Project objectives from proposal:
This project seeks to develop and demonstrate best practices for controlling TSSM on NYC urban farms through release and recruitment of natural enemies. It also seeks to enhance skills and knowledge among urban farmers related to scouting and pest management, and to deepen urban farmers’ understanding of natural enemies’ role in controlling TSSM and other pest populations.
By tracking TSSM and natural enemy populations on urban farms, we aim to contribute to a presently limited body of knowledge related to TSSM as an urban agriculture pest of importance; the effectiveness of biocontrols in managing TSSM on field tomatoes in urban environments; and the ability of urban agroecosystems to recruit and maintain populations of beneficial arthropods, including the ability of Feltiella and N. fallacis to persist throughout a growing season and to overwinter when provided habitat options for those express purposes.

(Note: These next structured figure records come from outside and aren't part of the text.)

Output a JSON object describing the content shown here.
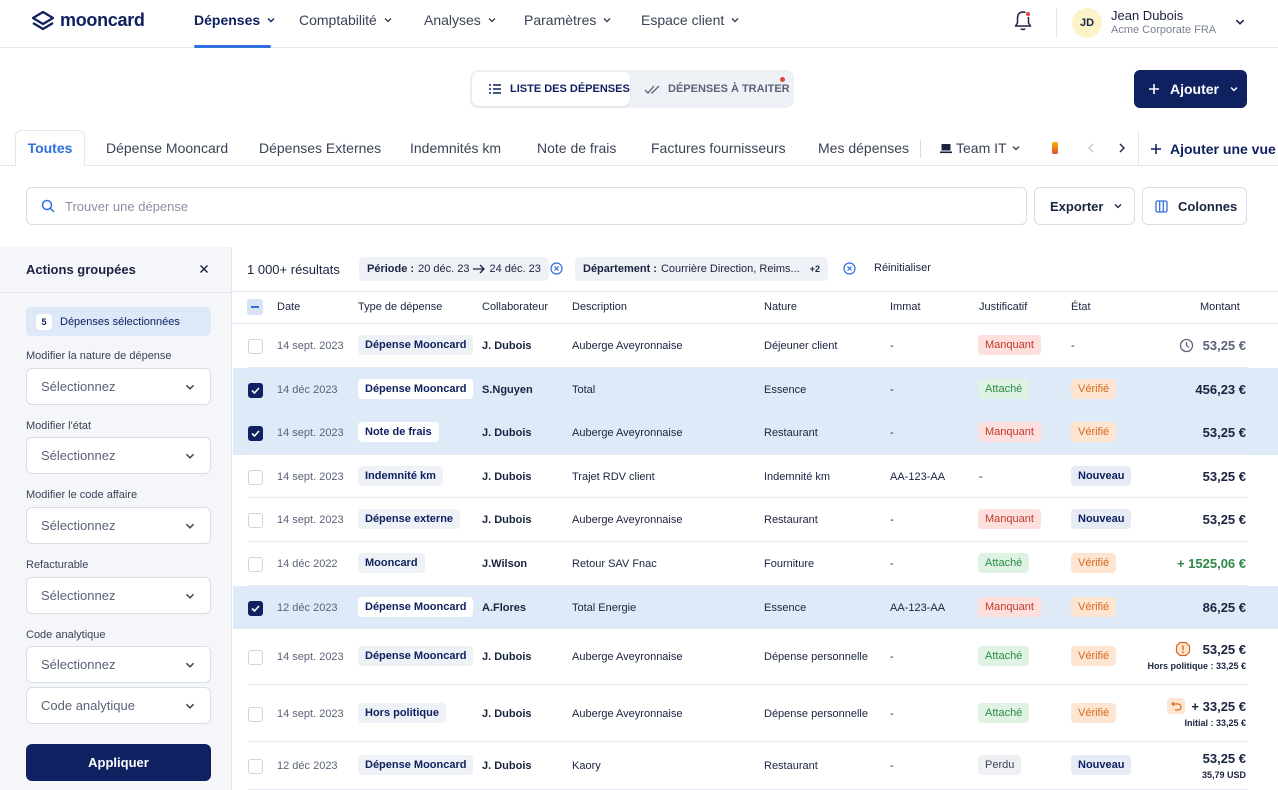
{
  "brand": {
    "name": "mooncard"
  },
  "nav": {
    "items": [
      "Dépenses",
      "Comptabilité",
      "Analyses",
      "Paramètres",
      "Espace client"
    ],
    "active": "Dépenses"
  },
  "user": {
    "initials": "JD",
    "name": "Jean Dubois",
    "company": "Acme Corporate FRA"
  },
  "view_toggle": {
    "list": "LISTE DES DÉPENSES",
    "todo": "DÉPENSES À TRAITER"
  },
  "add_button": "Ajouter",
  "tabs": [
    "Toutes",
    "Dépense Mooncard",
    "Dépenses Externes",
    "Indemnités km",
    "Note de frais",
    "Factures fournisseurs",
    "Mes dépenses",
    "Team IT"
  ],
  "add_view": "Ajouter une vue",
  "search": {
    "placeholder": "Trouver une dépense",
    "value": ""
  },
  "export_button": "Exporter",
  "columns_button": "Colonnes",
  "sidebar": {
    "title": "Actions groupées",
    "selected_count": "5",
    "selected_label": "Dépenses sélectionnées",
    "fields": [
      {
        "label": "Modifier la nature de dépense",
        "value": "Sélectionnez"
      },
      {
        "label": "Modifier l'état",
        "value": "Sélectionnez"
      },
      {
        "label": "Modifier le code affaire",
        "value": "Sélectionnez"
      },
      {
        "label": "Refacturable",
        "value": "Sélectionnez"
      },
      {
        "label": "Code analytique",
        "value": "Sélectionnez"
      }
    ],
    "extra_select": "Code analytique",
    "apply": "Appliquer"
  },
  "filters": {
    "results": "1 000+ résultats",
    "period_label": "Période :",
    "period_from": "20 déc. 23",
    "period_to": "24 déc. 23",
    "dept_label": "Département :",
    "dept_value": "Courrière Direction, Reims...",
    "dept_more": "+2",
    "reset": "Réinitialiser"
  },
  "table": {
    "headers": {
      "date": "Date",
      "type": "Type de dépense",
      "collab": "Collaborateur",
      "desc": "Description",
      "nature": "Nature",
      "immat": "Immat",
      "justif": "Justificatif",
      "etat": "État",
      "montant": "Montant"
    },
    "rows": [
      {
        "checked": false,
        "date": "14 sept. 2023",
        "type": "Dépense Mooncard",
        "collab": "J. Dubois",
        "desc": "Auberge Aveyronnaise",
        "nature": "Déjeuner client",
        "immat": "-",
        "justif": "Manquant",
        "justif_kind": "red",
        "etat": "-",
        "etat_kind": "",
        "amount": "53,25 €",
        "amount_color": "#5b6378",
        "amount_icon": "clock",
        "sub": ""
      },
      {
        "checked": true,
        "date": "14 déc 2023",
        "type": "Dépense Mooncard",
        "collab": "S.Nguyen",
        "desc": "Total",
        "nature": "Essence",
        "immat": "-",
        "justif": "Attaché",
        "justif_kind": "green",
        "etat": "Vérifié",
        "etat_kind": "orange",
        "amount": "456,23 €",
        "amount_color": "#1a2340",
        "amount_icon": "",
        "sub": ""
      },
      {
        "checked": true,
        "date": "14 sept. 2023",
        "type": "Note de frais",
        "collab": "J. Dubois",
        "desc": "Auberge Aveyronnaise",
        "nature": "Restaurant",
        "immat": "-",
        "justif": "Manquant",
        "justif_kind": "red",
        "etat": "Vérifié",
        "etat_kind": "orange",
        "amount": "53,25 €",
        "amount_color": "#1a2340",
        "amount_icon": "",
        "sub": ""
      },
      {
        "checked": false,
        "date": "14 sept. 2023",
        "type": "Indemnité km",
        "collab": "J. Dubois",
        "desc": "Trajet RDV client",
        "nature": "Indemnité km",
        "immat": "AA-123-AA",
        "justif": "-",
        "justif_kind": "",
        "etat": "Nouveau",
        "etat_kind": "navy",
        "amount": "53,25 €",
        "amount_color": "#1a2340",
        "amount_icon": "",
        "sub": ""
      },
      {
        "checked": false,
        "date": "14 sept. 2023",
        "type": "Dépense externe",
        "collab": "J. Dubois",
        "desc": "Auberge Aveyronnaise",
        "nature": "Restaurant",
        "immat": "-",
        "justif": "Manquant",
        "justif_kind": "red",
        "etat": "Nouveau",
        "etat_kind": "navy",
        "amount": "53,25 €",
        "amount_color": "#1a2340",
        "amount_icon": "",
        "sub": ""
      },
      {
        "checked": false,
        "date": "14 déc 2022",
        "type": "Mooncard",
        "collab": "J.Wilson",
        "desc": "Retour SAV Fnac",
        "nature": "Fourniture",
        "immat": "-",
        "justif": "Attaché",
        "justif_kind": "green",
        "etat": "Vérifié",
        "etat_kind": "orange",
        "amount": "+ 1525,06 €",
        "amount_color": "#2e8b47",
        "amount_icon": "",
        "sub": ""
      },
      {
        "checked": true,
        "date": "12 déc 2023",
        "type": "Dépense Mooncard",
        "collab": "A.Flores",
        "desc": "Total Energie",
        "nature": "Essence",
        "immat": "AA-123-AA",
        "justif": "Manquant",
        "justif_kind": "red",
        "etat": "Vérifié",
        "etat_kind": "orange",
        "amount": "86,25 €",
        "amount_color": "#1a2340",
        "amount_icon": "",
        "sub": ""
      },
      {
        "checked": false,
        "date": "14 sept. 2023",
        "type": "Dépense Mooncard",
        "collab": "J. Dubois",
        "desc": "Auberge Aveyronnaise",
        "nature": "Dépense personnelle",
        "immat": "-",
        "justif": "Attaché",
        "justif_kind": "green",
        "etat": "Vérifié",
        "etat_kind": "orange",
        "amount": "53,25 €",
        "amount_color": "#1a2340",
        "amount_icon": "alert",
        "sub": "Hors politique : 33,25 €"
      },
      {
        "checked": false,
        "date": "14 sept. 2023",
        "type": "Hors politique",
        "collab": "J. Dubois",
        "desc": "Auberge Aveyronnaise",
        "nature": "Dépense personnelle",
        "immat": "-",
        "justif": "Attaché",
        "justif_kind": "green",
        "etat": "Vérifié",
        "etat_kind": "orange",
        "amount": "+ 33,25 €",
        "amount_color": "#1a2340",
        "amount_icon": "refund",
        "sub": "Initial : 33,25 €"
      },
      {
        "checked": false,
        "date": "12 déc 2023",
        "type": "Dépense Mooncard",
        "collab": "J. Dubois",
        "desc": "Kaory",
        "nature": "Restaurant",
        "immat": "-",
        "justif": "Perdu",
        "justif_kind": "grey",
        "etat": "Nouveau",
        "etat_kind": "navy",
        "amount": "53,25 €",
        "amount_color": "#1a2340",
        "amount_icon": "",
        "sub": "35,79 USD"
      }
    ]
  },
  "colors": {
    "navy": "#0f2160",
    "accent": "#2f6fde",
    "danger": "#e0483b",
    "success": "#2e8b47",
    "warning": "#d6681e"
  }
}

If successful, this project will benefit farmers by developing an effective IPM strategy for management of TSSM in urban agriculture, including readily adopted protocols for scouting, incorporating an “early warning” system with indicator plants, and release, recruitment, and maintenance of natural enemy populations. Farmers will also benefit from increased knowledge of IPM principles applied to urban agriculture.